7 consejos para cuidar las plantas de lengua de suegra en verano
1. Riega menos, pero con cabeza
Las plantas de lengua de suegra no soportan las raíces encharcadas. En julio, regar en exceso es la forma más rápida de dañarlas.
Aunque haga calor, evita la tentación de aumentar la frecuencia de riego. Sigue la regla de “revisar antes de regar”: introduce el dedo unos 5 cm en la tierra. Si está seca, riega; si aún está húmeda, espera unos días más.
Consejo profesional: Vacía el plato debajo de la maceta tras regar para evitar la pudrición de las raíces.
2. Ubícalas con luz indirecta y brillante
Estas plantas aman la luz, pero no la insolación directa. El sol fuerte del verano puede quemar sus hojas.
En julio, ponlas cerca de ventanas orientadas al este o norte para que reciban luz filtrada. Si están en el exterior, asegúrate de que tengan sombra durante las horas más intensas del día.
Atención: Si las hojas se ponen pálidas o amarillas, es señal de quemaduras solares.
3. Limpia sus hojas con suavidad
El polvo aumenta rápidamente en verano, especialmente con ventanas abiertas o ventiladores en marcha.
Las hojas sucias bloquean la luz y reducen la capacidad fotosintética. Limpia suavemente las hojas una o dos veces en julio con un paño húmedo; no hace falta usar spray, solo agua pura.
Ventaja adicional: Hojas limpias mejoran la purificación del aire en tu hogar.
4. Fertiliza una vez y con moderación
El verano es época de crecimiento, por eso tu planta puede beneficiarse de un poco de alimento en julio. Pero ojo con el exceso.
Usa un fertilizante equilibrado y diluido, como un 10-10-10 o 20-20-20, solo una vez en el mes. Demasiado abono puede acumular sales y dañar las raíces, lo que a estas plantas les resulta fatal.
Recomendación: Si acabas de trasplantar la planta con tierra nueva, omite la fertilización.
5. Rota la maceta para un crecimiento uniforme
Si tu planta se inclina o crece despareja, probablemente busca la luz. En julio, con el sol fuerte en un lado, girar la maceta cada dos semanas ayuda mucho.
Este simple gesto promueve un desarrollo equitativo de las hojas y evita que la planta se estire o se incline de forma extraña.
Truco rápido: Gira la maceta un cuarto de vuelta cada vez que riegues.
6. Inspecciona las plagas: también se activan en verano
El calor estimula a insectos como ácaros y cochinillas.

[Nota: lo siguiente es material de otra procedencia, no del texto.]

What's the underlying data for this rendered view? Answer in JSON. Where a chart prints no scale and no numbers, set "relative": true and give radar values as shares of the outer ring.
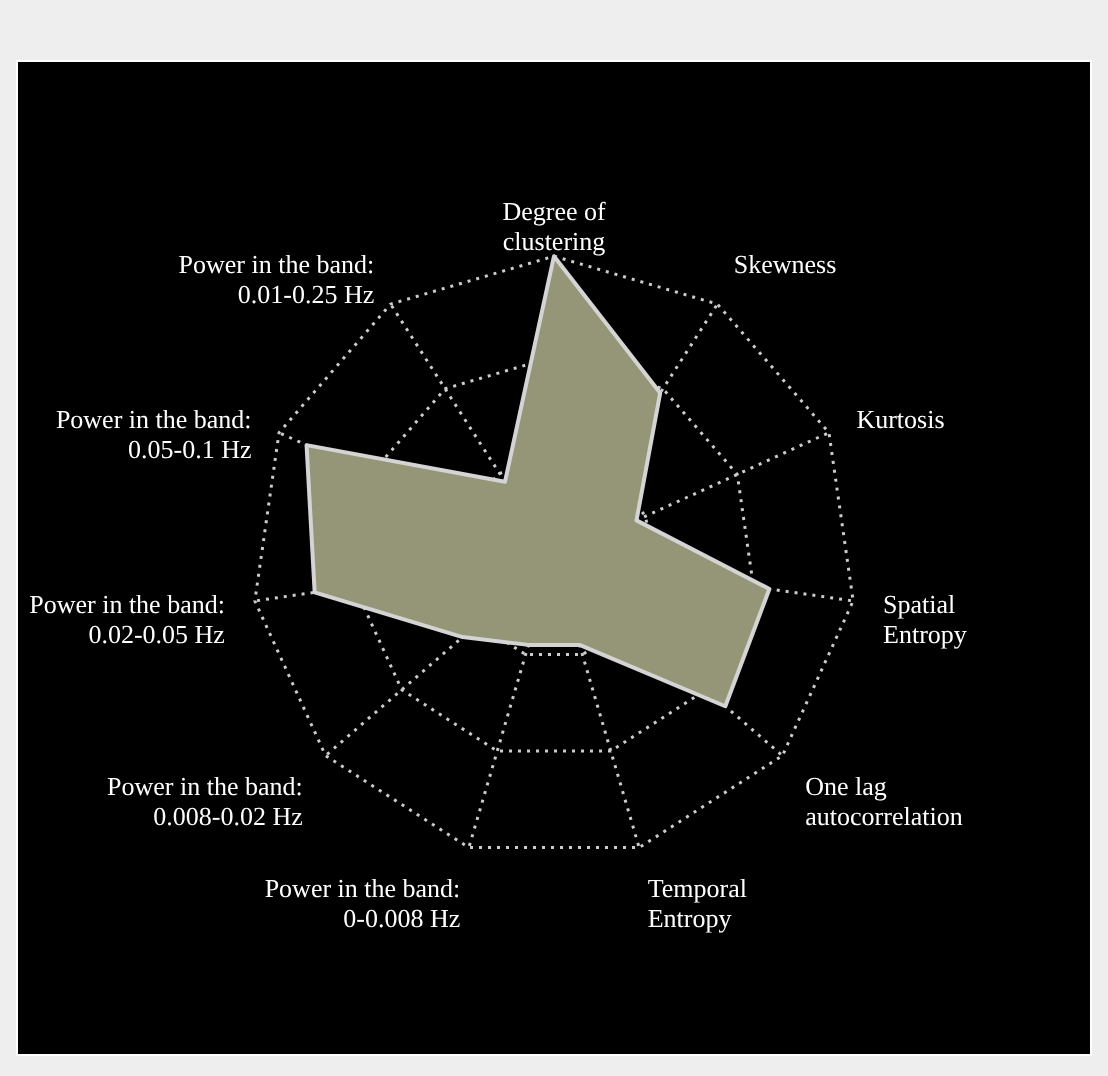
{
  "chart_data": {
    "type": "radar",
    "relative": true,
    "grid": true,
    "categories": [
      "Degree of\nclustering",
      "Skewness",
      "Kurtosis",
      "Spatial\nEntropy",
      "One lag\nautocorrelation",
      "Temporal\nEntropy",
      "Power in the band:\n0-0.008  Hz",
      "Power in the band:\n0.008-0.02  Hz",
      "Power in the band:\n0.02-0.05  Hz",
      "Power in the band:\n0.05-0.1  Hz",
      "Power in the band:\n0.01-0.25  Hz"
    ],
    "series": [
      {
        "color": "#959677",
        "values": [
          1.0,
          0.65,
          0.3,
          0.72,
          0.75,
          0.3,
          0.3,
          0.4,
          0.8,
          0.9,
          0.3
        ]
      }
    ]
  }
}
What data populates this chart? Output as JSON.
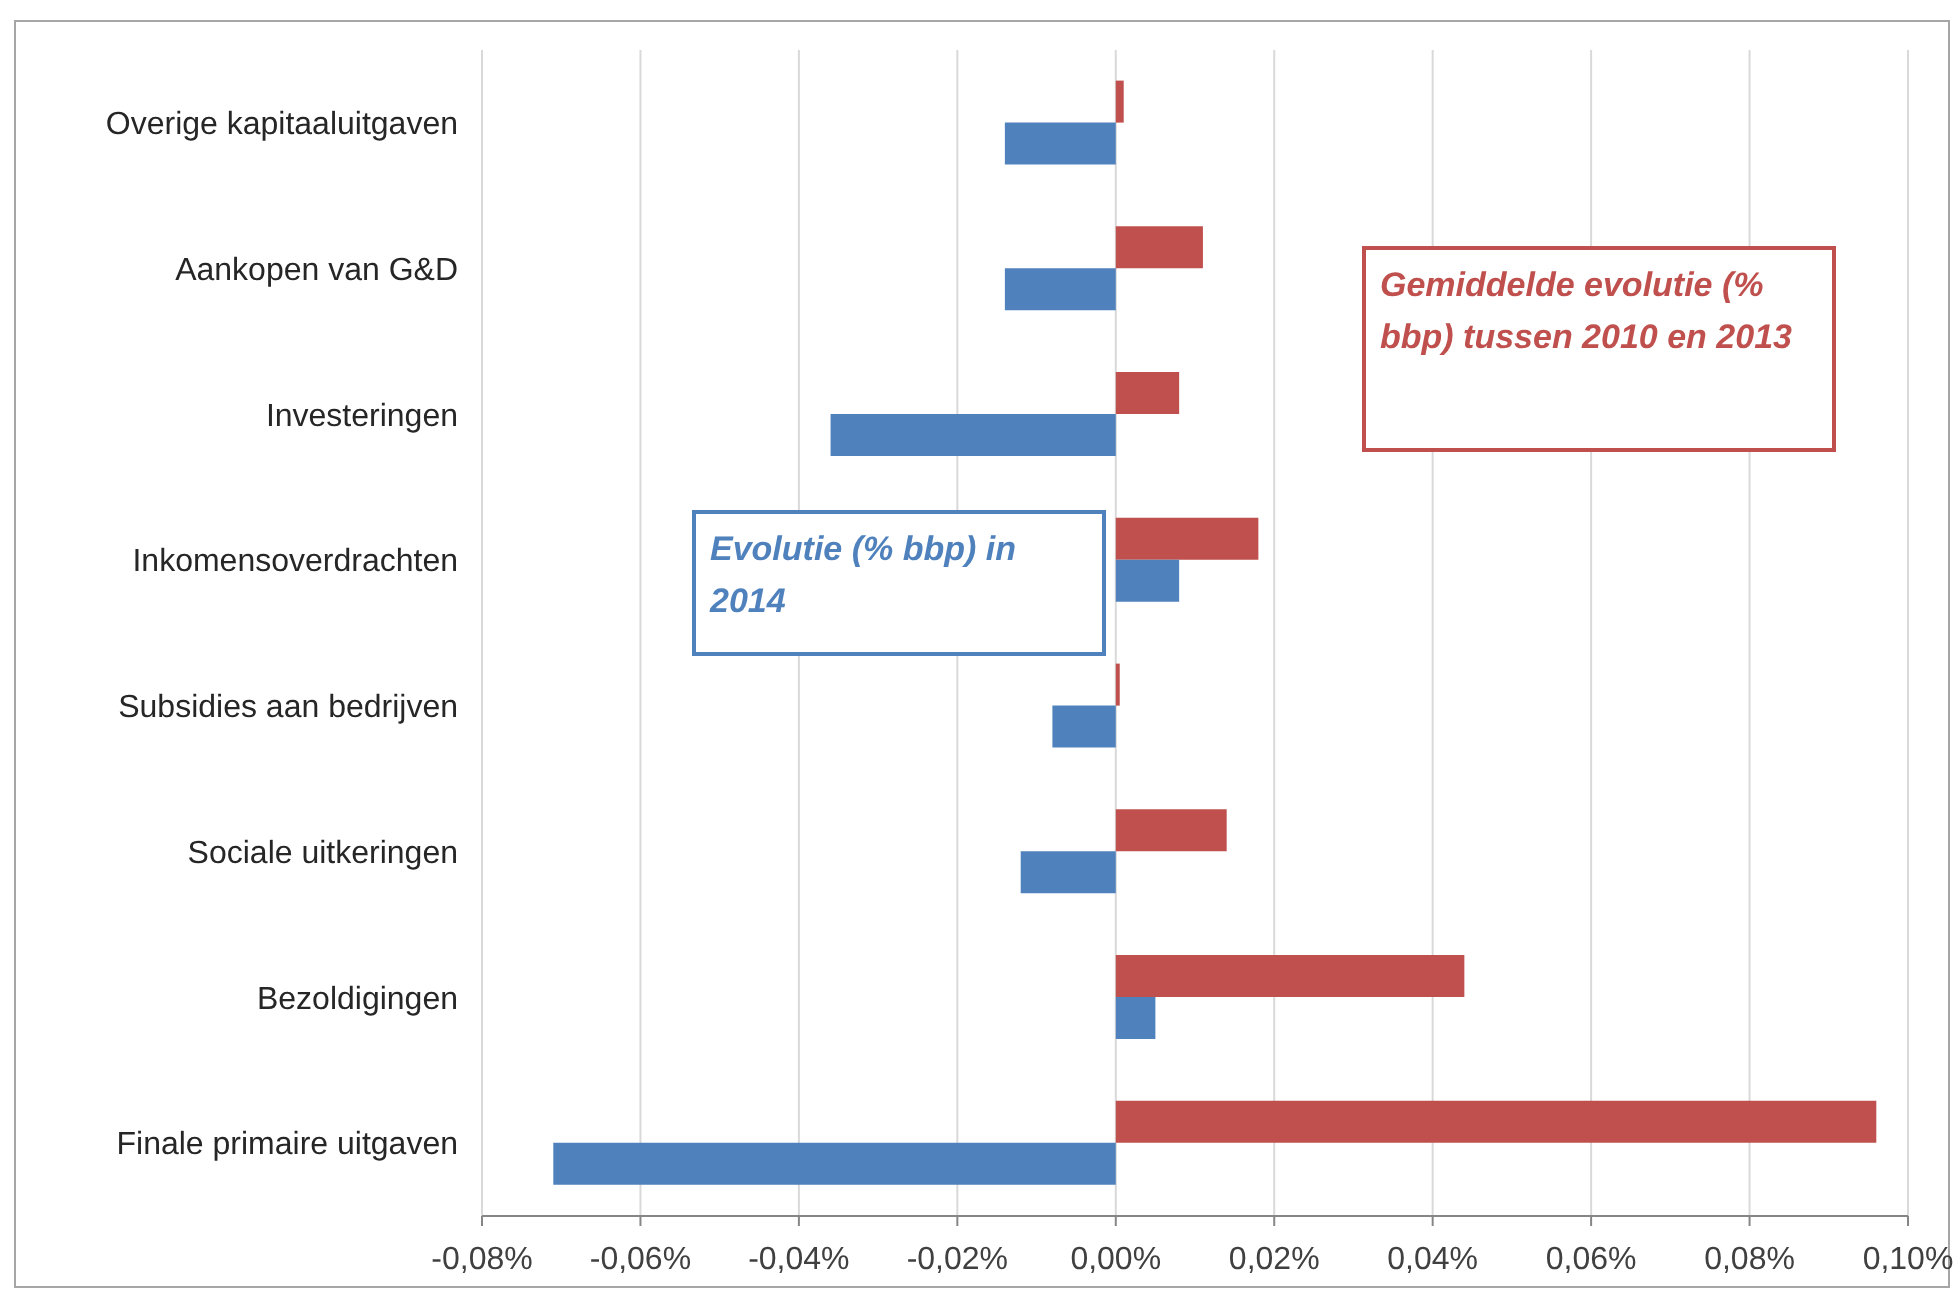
{
  "chart_data": {
    "type": "bar",
    "orientation": "horizontal",
    "categories": [
      "Overige kapitaaluitgaven",
      "Aankopen van G&D",
      "Investeringen",
      "Inkomensoverdrachten",
      "Subsidies aan bedrijven",
      "Sociale uitkeringen",
      "Bezoldigingen",
      "Finale primaire uitgaven"
    ],
    "series": [
      {
        "name": "Gemiddelde evolutie (% bbp) tussen 2010 en 2013",
        "color": "#c0504d",
        "values": [
          0.001,
          0.011,
          0.008,
          0.018,
          0.0005,
          0.014,
          0.044,
          0.096
        ]
      },
      {
        "name": "Evolutie (% bbp) in 2014",
        "color": "#4f81bd",
        "values": [
          -0.014,
          -0.014,
          -0.036,
          0.008,
          -0.008,
          -0.012,
          0.005,
          -0.071
        ]
      }
    ],
    "xlim": [
      -0.08,
      0.1
    ],
    "xticks": [
      {
        "value": -0.08,
        "label": "-0,08%"
      },
      {
        "value": -0.06,
        "label": "-0,06%"
      },
      {
        "value": -0.04,
        "label": "-0,04%"
      },
      {
        "value": -0.02,
        "label": "-0,02%"
      },
      {
        "value": 0,
        "label": "0,00%"
      },
      {
        "value": 0.02,
        "label": "0,02%"
      },
      {
        "value": 0.04,
        "label": "0,04%"
      },
      {
        "value": 0.06,
        "label": "0,06%"
      },
      {
        "value": 0.08,
        "label": "0,08%"
      },
      {
        "value": 0.1,
        "label": "0,10%"
      }
    ],
    "grid": "x"
  }
}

Dedica unos minutos cada semana de julio a revisar las hojas, especialmente donde estas se unen con la tierra.
Si detectas algo pegajoso, telarañas o pelusas, actúa rápido. El aceite de neem o un jabón insecticida suave pueden eliminarlos eficazmente.
Signos tempranos: Hojas rizadas, residuos pegajosos o puntitos marrones.
7. Deja que respire: evita la acumulación excesiva
A las lenguas de suegra no les gusta estar apretadas. Si tu planta está rodeada de otras macetas o en un rincón estrecho, puede faltar ventilación.
Con la humedad típica de julio, el aire estancado favorece hongos o moho en la base. Procura dejar espacio suficiente alrededor para que circule el aire.
Buena ventilación reduce problemas fúngicos y mantiene las raíces sanas.
Consejo extra: ¿Quieres propagarla? Julio no es el mejor momento
La propagación por división o esquejes de hoja es posible, pero no recomendable en pleno verano, salvo que la planta esté muy apretada por las raíces. El calor ya supone un estrés para ella, así que es mejor esperar hasta finales de agosto o principios de otoño para intentarlo con éxito.
Conclusión final
La lengua de suegra es una planta de interior sencilla, pero en verano requiere cuidados específicos. Con un poco de atención en julio—regando de forma inteligente, fertilizando con moderación y vigilando plagas—mantendrás tus plantas saludables, verdes y erguidas durante toda la estación.
La planta hará la mayor parte del trabajo, solo necesita que la acompañes con los cuidados adecuados.